PNM, BHP Billiton’s San Juan Coal Company and the Sierra Club have filed a settlement that would result in an additional, larger groundwater recovery system adjacent to the San Juan Generating Station and the San Juan Coal Mine near Waterflow, N.M.
Filed today with the United States District Court for New Mexico, the settlement needs court approval for the system to be constructed.
Los Alamos owns 2 percent of the San Juan Generating Station (or 7.2 percent of Unit 4) and thus will bear 2 percent of the cost, estimated to be about $200,000.
Under the agreement, a new groundwater recovery system would be built to enhance the current water management system by capturing groundwater downstream of the generating station and the mine, and incorporating a subsurface water barrier.
The captured water then would be diverted to an evaporation pond at the power plant site.
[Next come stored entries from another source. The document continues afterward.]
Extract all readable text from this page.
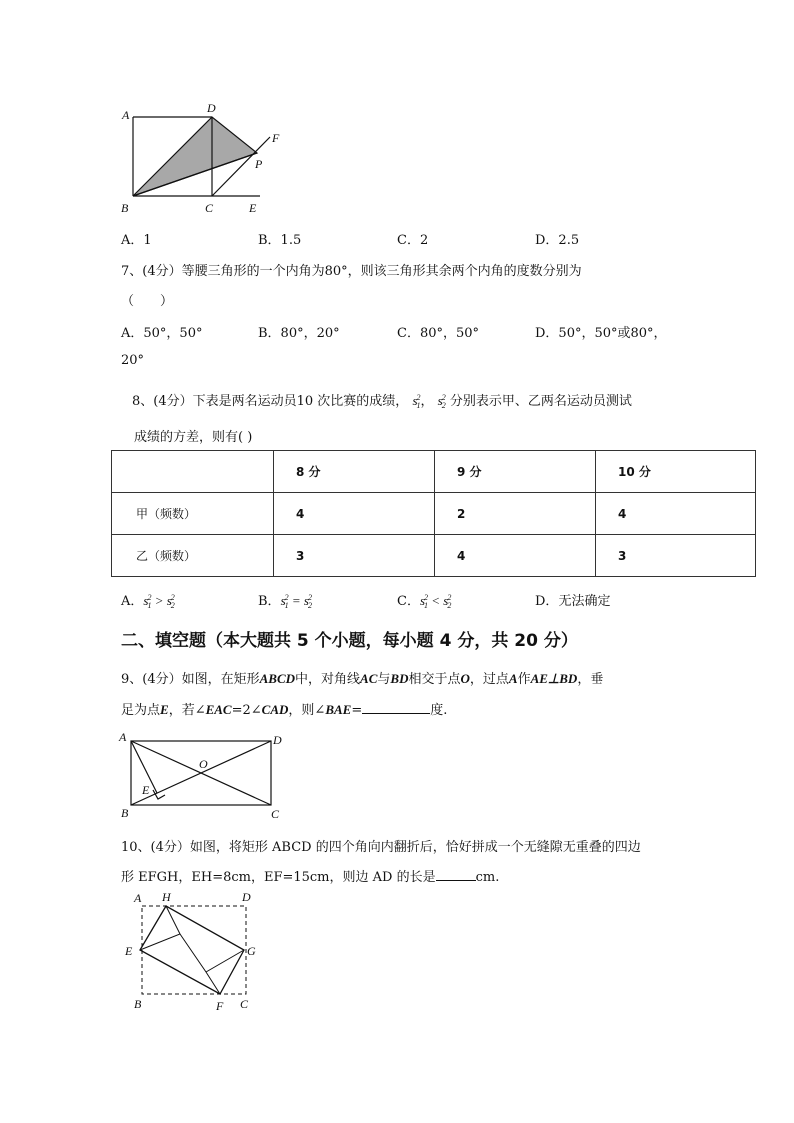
A	D
F
P
B	C	E
A．1	B．1.5	C．2	D．2.5
7、(4分）等腰三角形的一个内角为80°，则该三角形其余两个内角的度数分别为
（　　）
A．50°，50°	B．80°，20°	C．80°，50°	D．50°，50°或80°，
20°
8、(4分）下表是两名运动员10 次比赛的成绩， s 2
1 ， s 2
2 分别表示甲、乙两名运动员测试
成绩的方差，则有( )
	8 分	9 分	10 分
甲（频数）	4	2	4
乙（频数）	3	4	3
A．s 2
1 > s 2
2	B．s 2
1 = s 2
2	C．s 2
1 < s 2
2	D．无法确定
二、填空题（本大题共 5 个小题，每小题 4 分，共 20 分）
9、(4分）如图，在矩形ABCD中，对角线AC与BD相交于点O，过点A作AE⊥BD，垂
足为点E，若∠EAC=2∠CAD，则∠BAE=	度.
A	D
O
E
B	C
10、(4分）如图，将矩形 ABCD 的四个角向内翻折后，恰好拼成一个无缝隙无重叠的四边
形 EFGH，EH=8cm，EF=15cm，则边 AD 的长是	cm.
A H	D
E	G
B	F C
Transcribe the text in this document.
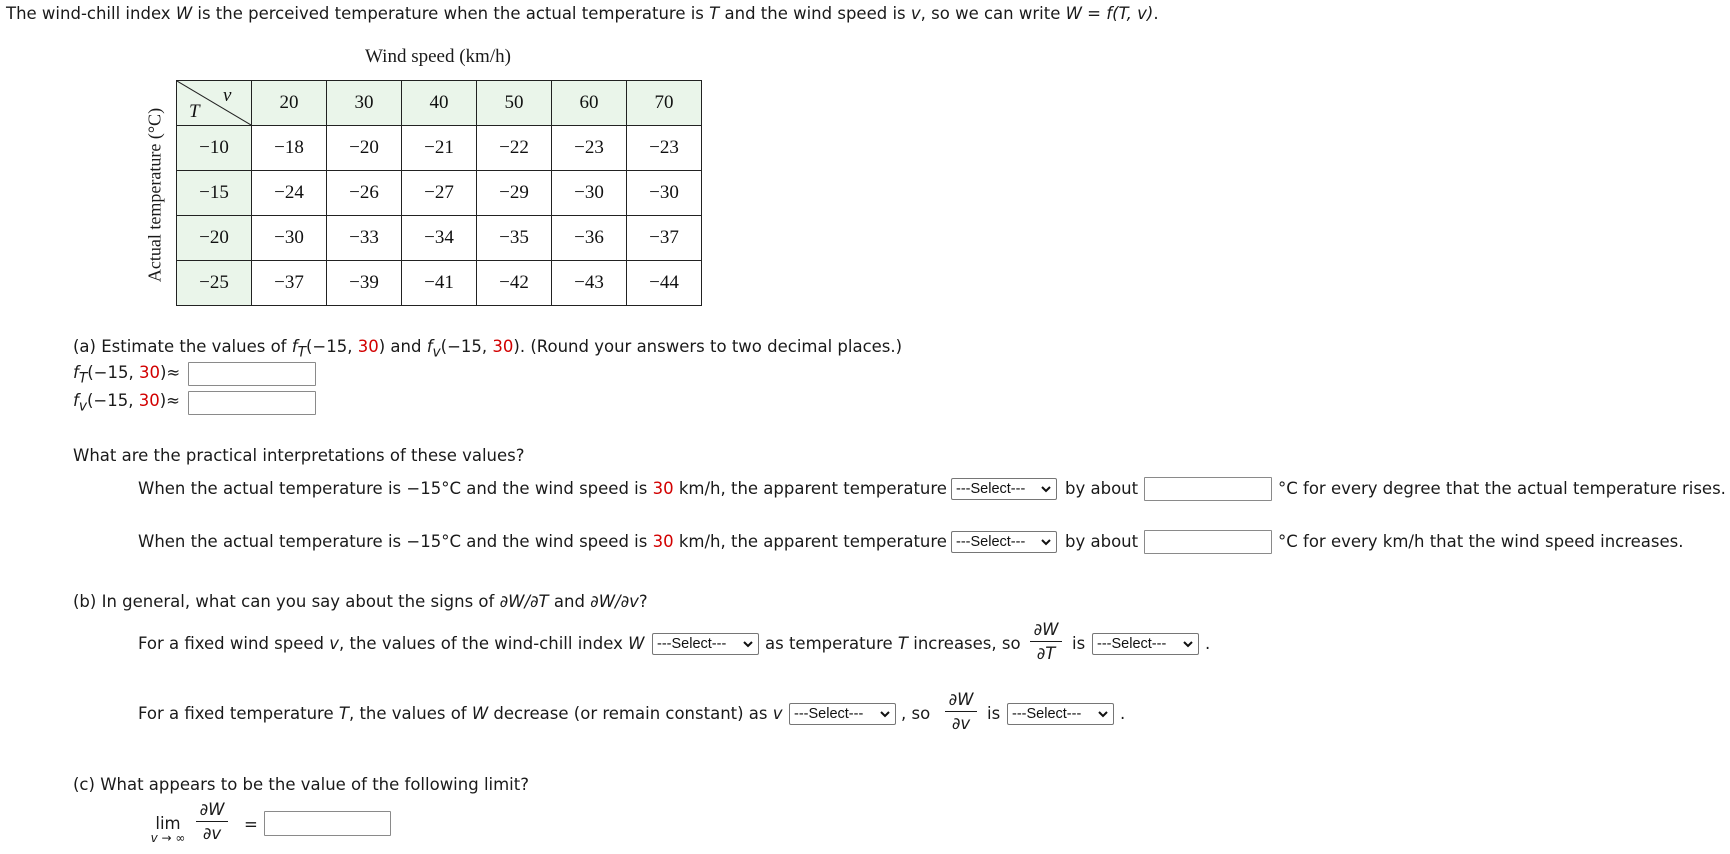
The wind-chill index W is the perceived temperature when the actual temperature is T and the wind speed is v, so we can write W = f(T, v).
Wind speed (km/h)
Actual temperature (°C)
v
T	20	30	40	50	60	70
−10	−18	−20	−21	−22	−23	−23
−15	−24	−26	−27	−29	−30	−30
−20	−30	−33	−34	−35	−36	−37
−25	−37	−39	−41	−42	−43	−44
(a) Estimate the values of $f_T(-15$, 30) and $f_v(-15$, 30). (Round your answers to two decimal places.)
$f_T(-15$, 30)≈
$f_v(-15$, 30)≈
What are the practical interpretations of these values?
When the actual temperature is −15°C and the wind speed is 30 km/h, the apparent temperature ---Select--- by about	°C for every degree that the actual temperature rises.
When the actual temperature is −15°C and the wind speed is 30 km/h, the apparent temperature ---Select--- by about	°C for every km/h that the wind speed increases.
(b) In general, what can you say about the signs of ∂W/∂T and ∂W/∂v?
For a fixed wind speed v, the values of the wind-chill index W ---Select--- as temperature T increases, so
∂W
∂T
is ---Select--- .
For a fixed temperature T, the values of W decrease (or remain constant) as v ---Select--- , so
∂W
∂v
is ---Select--- .
(c) What appears to be the value of the following limit?
lim
v → ∞
∂W
∂v	=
The current system captures water downstream only from the power plant.
An approved agreement would settle a 2010 lawsuit filed by the Sierra Club over alleged surface and groundwater contamination.
The suit named PNM, its parent company, PNM Resources, Inc., BHP Billiton, Ltd. and the San Juan Coal Company as defendants.
“While we disagree with the suit’s allegations, we recognize there is value in a settlement that avoids further litigation and provides additional environmental benefits” said Pat Collawn, chairman, president and CEO of PNM Resources. “Rather than litigating the case, it is more prudent to settle and use the funds to invest in an additional water recovery system that would augment the current system and add value and functionality.”
The total estimated cost of the settlement is $10.2 million, of which about $4.5 million is PNM’s share.
PNM owns 46.3 percent of the plant and operates the facility on behalf of eight other owners.
Substantially all of the income statement impact related to this settlement was recorded in 2011.
Of the $10.2 million settlement, about $6 million would fund the new recovery system, $2 million would be used to fund other environmental projects and $2.2 million would pay for Sierra Club attorney and expert fees.
The coal company and other plant owners would contribute a combined $5.7 million to the total settlement amount.
The projects covered by the proposed settlement would be the largest investments in water protection since the 2007 construction of a groundwater recovery trench at the San Juan plant.